The Supreme Court’s dramatic decision to uphold the Affordable Care Act gives President Barack Obama a major political victory. But the controversial measure now becomes a major election issue and its future will remain in doubt at least until voters render their verdict this November.
That’s because presumptive Republican nominee Mitt Romney has pledged to scrap the plan Obama hopes will become his lasting political legacy, something he would be in position to do if he unseats the incumbent and fellow Republicans keep the House and win the Senate.
“If we want to get rid of Obamacare, we’re going to have to replace President Obama,” Romney declared after the decision, denouncing the plan as “a job killer” that would raise taxes and increase the deficit and vowing he would do on the first day of his presidency “what the court did not do.”
On the other hand, Thursday’s 5-4 decision means that an Obama re-election victory would probably ensure that the plan enacted after a bitter 15-month battle remains on the books, despite continuing resistance by congressional Republicans and many GOP governors.
Similarly, a split electoral verdict in which Democrats at least retain the Senate will make it harder for a Republican president to scrap the plan, though he might be in position to change and possibly cripple it.
Obama called the decision “a victory for people all over the country whose lives will be more secure because of this law,” citing specific benefits like those protecting people with pre-existing conditions and warning critics against refighting the political battles of two years ago.
He acknowledged that, even if he wins, the plan likely will face changes over time. In fact, no one really knows how its complex details will work, and it also remains unclear whether it will succeed in slowing the soaring costs of health care as the goal of universal coverage is pursued.
Beyond its impact on America’s health programs, Thursday’s decision will have a major impact in defining the Supreme Court tenure of Chief Justice John Roberts. By joining the court’s four liberal members to uphold the Obama law, Roberts underscored his promise during confirmation hearings to approach cases with “no agenda,” rather than from an ideological viewpoint
Conservative critics had counted on the court’s five Republican appointees to reject the measure’s key mandate requiring all Americans to purchase health insurance through private companies, regional networks or a federal alternative or be subject to a payment.
Ironically, that concept was initially a Republican idea and was part of the plan Romney enacted in Massachusetts, as Obama observed Thursday.
The mandate is crucial because it provides the funding to pay for extending health insurance to more than 30 million Americans who lack it today.
But though Roberts questioned the constitutional authority for it in last March’s oral arguments, he joined with the four Democratic appointees to uphold it, not under the constitutional authority to regulate interstate commerce but under the taxation authority.
Though the decision settled the issue of the law’s constitutionality, the reaction made clear it won’t come close to ending the bitter debate over the degree to which the federal government should regulate the nation’s health care.
If Romney wins, he has vowed that, on day one of his presidency, he would grant all 50 states waivers to opt out of the federal program and would follow that up with legislation to kill the plan through the same budget reconciliation process Obama used in 2009 to get his bill through the Senate.
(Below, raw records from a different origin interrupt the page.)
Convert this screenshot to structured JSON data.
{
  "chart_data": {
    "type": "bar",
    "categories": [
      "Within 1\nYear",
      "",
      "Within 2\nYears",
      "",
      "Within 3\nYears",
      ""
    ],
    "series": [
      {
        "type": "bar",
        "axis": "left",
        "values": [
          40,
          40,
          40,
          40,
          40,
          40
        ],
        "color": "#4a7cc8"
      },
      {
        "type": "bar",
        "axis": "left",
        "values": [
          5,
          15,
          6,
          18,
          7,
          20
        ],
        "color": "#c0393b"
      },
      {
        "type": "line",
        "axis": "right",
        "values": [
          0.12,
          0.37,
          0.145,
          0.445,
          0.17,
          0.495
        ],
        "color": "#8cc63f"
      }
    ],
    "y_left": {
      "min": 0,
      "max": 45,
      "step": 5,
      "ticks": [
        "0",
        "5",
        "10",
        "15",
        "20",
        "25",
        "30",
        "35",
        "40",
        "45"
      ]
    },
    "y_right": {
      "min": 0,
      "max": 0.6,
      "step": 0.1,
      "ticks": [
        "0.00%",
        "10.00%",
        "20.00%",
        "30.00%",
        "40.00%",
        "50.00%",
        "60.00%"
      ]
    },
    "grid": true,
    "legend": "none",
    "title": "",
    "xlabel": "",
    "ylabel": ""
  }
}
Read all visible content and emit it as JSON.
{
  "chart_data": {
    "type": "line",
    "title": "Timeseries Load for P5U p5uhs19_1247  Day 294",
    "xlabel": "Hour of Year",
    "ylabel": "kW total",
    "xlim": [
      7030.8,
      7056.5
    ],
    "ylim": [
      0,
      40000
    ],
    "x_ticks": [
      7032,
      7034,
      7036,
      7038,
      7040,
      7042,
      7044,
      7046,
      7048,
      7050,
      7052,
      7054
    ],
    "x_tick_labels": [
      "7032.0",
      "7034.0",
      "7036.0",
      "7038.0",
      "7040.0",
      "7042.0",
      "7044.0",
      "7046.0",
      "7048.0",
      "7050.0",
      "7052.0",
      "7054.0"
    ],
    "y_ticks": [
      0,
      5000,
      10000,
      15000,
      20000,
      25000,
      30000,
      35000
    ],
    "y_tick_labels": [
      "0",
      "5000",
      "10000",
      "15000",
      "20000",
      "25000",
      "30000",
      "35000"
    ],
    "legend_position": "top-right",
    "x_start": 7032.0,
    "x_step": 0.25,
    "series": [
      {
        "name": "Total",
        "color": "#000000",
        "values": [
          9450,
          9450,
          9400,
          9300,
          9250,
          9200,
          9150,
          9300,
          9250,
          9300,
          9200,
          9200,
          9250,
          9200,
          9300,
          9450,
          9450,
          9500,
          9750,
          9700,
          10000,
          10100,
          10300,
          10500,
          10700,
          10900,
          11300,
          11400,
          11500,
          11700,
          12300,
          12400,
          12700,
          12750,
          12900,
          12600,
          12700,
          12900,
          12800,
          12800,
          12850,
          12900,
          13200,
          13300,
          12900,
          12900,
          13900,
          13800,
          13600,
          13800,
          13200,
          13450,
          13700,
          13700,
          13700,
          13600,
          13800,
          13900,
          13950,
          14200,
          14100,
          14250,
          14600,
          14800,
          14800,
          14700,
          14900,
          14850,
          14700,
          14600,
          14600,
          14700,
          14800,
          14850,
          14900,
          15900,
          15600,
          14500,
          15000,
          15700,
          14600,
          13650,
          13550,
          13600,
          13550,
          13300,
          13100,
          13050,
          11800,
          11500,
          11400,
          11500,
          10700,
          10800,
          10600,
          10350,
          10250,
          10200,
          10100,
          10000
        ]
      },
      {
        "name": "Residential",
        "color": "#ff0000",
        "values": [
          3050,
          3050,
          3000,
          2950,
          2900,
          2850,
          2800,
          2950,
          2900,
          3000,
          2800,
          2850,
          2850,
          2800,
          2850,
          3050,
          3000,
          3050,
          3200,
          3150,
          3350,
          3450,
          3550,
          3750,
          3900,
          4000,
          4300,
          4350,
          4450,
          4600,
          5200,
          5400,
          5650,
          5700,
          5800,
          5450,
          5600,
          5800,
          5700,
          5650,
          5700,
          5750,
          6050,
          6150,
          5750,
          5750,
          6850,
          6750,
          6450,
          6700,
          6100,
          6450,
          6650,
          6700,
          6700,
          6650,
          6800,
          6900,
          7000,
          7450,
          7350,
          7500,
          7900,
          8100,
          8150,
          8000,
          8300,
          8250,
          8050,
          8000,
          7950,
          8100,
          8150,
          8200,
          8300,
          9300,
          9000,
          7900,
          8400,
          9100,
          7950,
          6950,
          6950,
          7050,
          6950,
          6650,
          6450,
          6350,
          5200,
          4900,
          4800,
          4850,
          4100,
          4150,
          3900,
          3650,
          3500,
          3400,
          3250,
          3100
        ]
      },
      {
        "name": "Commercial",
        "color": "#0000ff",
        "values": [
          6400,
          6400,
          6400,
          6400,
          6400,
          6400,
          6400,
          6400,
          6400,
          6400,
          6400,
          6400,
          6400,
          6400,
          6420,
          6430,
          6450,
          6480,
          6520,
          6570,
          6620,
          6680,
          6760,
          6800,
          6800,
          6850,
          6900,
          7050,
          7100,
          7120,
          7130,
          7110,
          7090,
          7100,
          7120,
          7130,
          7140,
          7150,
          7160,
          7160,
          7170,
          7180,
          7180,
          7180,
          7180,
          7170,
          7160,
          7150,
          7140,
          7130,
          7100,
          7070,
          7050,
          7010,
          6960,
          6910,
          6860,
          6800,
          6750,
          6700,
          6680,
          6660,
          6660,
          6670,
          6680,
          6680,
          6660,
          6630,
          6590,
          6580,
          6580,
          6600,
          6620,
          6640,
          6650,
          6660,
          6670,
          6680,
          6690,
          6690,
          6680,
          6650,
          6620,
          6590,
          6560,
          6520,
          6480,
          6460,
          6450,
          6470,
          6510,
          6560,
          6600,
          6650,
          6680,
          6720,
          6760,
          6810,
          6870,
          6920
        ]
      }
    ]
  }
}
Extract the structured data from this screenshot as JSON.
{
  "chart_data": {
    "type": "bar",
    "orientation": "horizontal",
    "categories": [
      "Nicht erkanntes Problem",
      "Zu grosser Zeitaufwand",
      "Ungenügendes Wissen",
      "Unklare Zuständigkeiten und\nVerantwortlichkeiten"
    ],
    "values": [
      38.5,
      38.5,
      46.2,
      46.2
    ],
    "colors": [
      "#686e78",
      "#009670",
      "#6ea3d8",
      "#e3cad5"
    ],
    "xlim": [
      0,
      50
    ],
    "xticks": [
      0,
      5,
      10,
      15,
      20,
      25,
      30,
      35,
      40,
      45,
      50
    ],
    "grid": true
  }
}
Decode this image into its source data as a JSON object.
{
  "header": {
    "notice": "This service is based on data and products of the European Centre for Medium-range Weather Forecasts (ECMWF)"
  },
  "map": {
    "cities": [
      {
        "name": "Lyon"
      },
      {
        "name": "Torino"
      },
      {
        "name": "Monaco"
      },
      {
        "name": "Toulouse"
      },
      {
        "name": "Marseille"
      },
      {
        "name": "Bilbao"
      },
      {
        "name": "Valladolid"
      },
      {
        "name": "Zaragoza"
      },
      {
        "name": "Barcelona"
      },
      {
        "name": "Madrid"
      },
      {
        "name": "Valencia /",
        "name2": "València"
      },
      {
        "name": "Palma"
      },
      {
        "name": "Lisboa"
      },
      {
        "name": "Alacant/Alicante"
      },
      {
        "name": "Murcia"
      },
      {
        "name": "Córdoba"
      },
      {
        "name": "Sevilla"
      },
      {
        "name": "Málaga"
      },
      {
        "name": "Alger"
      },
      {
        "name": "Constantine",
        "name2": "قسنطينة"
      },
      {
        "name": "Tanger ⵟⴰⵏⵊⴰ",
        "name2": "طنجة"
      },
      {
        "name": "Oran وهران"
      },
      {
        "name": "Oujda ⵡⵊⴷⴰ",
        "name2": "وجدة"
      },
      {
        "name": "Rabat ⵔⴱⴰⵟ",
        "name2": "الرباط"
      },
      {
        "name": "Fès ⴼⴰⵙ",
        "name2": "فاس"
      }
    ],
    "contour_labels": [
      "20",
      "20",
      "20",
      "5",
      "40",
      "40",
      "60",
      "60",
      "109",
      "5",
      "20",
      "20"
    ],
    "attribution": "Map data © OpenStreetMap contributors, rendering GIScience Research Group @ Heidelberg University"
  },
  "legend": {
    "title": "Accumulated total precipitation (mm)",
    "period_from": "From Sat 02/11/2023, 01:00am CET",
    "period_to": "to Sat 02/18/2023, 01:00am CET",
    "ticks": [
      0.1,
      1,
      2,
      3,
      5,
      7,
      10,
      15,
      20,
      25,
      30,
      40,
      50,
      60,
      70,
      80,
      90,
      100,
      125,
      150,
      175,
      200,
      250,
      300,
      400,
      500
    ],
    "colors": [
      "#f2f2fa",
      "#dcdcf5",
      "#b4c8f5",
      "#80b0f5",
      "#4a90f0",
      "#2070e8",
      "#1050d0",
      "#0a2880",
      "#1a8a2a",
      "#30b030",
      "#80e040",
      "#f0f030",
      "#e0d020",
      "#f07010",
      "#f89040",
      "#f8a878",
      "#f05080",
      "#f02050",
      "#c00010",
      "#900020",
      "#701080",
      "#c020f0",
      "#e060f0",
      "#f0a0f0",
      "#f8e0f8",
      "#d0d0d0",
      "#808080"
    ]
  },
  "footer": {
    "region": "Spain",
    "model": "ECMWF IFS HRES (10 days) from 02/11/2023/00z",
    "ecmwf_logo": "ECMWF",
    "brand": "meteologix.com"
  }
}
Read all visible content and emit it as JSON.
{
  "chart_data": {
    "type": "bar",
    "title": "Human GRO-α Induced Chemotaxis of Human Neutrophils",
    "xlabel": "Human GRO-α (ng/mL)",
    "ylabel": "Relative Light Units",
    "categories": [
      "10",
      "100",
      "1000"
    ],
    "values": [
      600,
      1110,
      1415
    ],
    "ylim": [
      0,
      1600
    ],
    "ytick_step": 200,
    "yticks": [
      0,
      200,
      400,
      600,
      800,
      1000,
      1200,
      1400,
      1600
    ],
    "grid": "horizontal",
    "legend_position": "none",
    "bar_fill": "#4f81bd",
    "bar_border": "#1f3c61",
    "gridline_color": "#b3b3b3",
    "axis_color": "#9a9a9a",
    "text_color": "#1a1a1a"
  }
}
That procedure bars unlimited debate and means that 51 of the 100 senators can act, instead of the 60 needed to surmount the Senate’s filibuster rules.
Ironically, the court appears to have given the GOP nominee an additional campaign weapon to use against Obama by defining the required payment for those forsaking insurance as a tax. Republicans immediately noted that Obama had promised his plan would not raise taxes on middle-class Americans.
In the end, despite feverish rhetoric by critics, any hope of getting rid of the Obama plan now rides almost totally on the election results. But the nation still faces major health care issues, and Thursday’s decision makes it more likely that Obama’s Affordable Care Act will be the vehicle to deal with them.
Carl P. Leubsdorf is the former Washington bureau chief of the Dallas Morning News.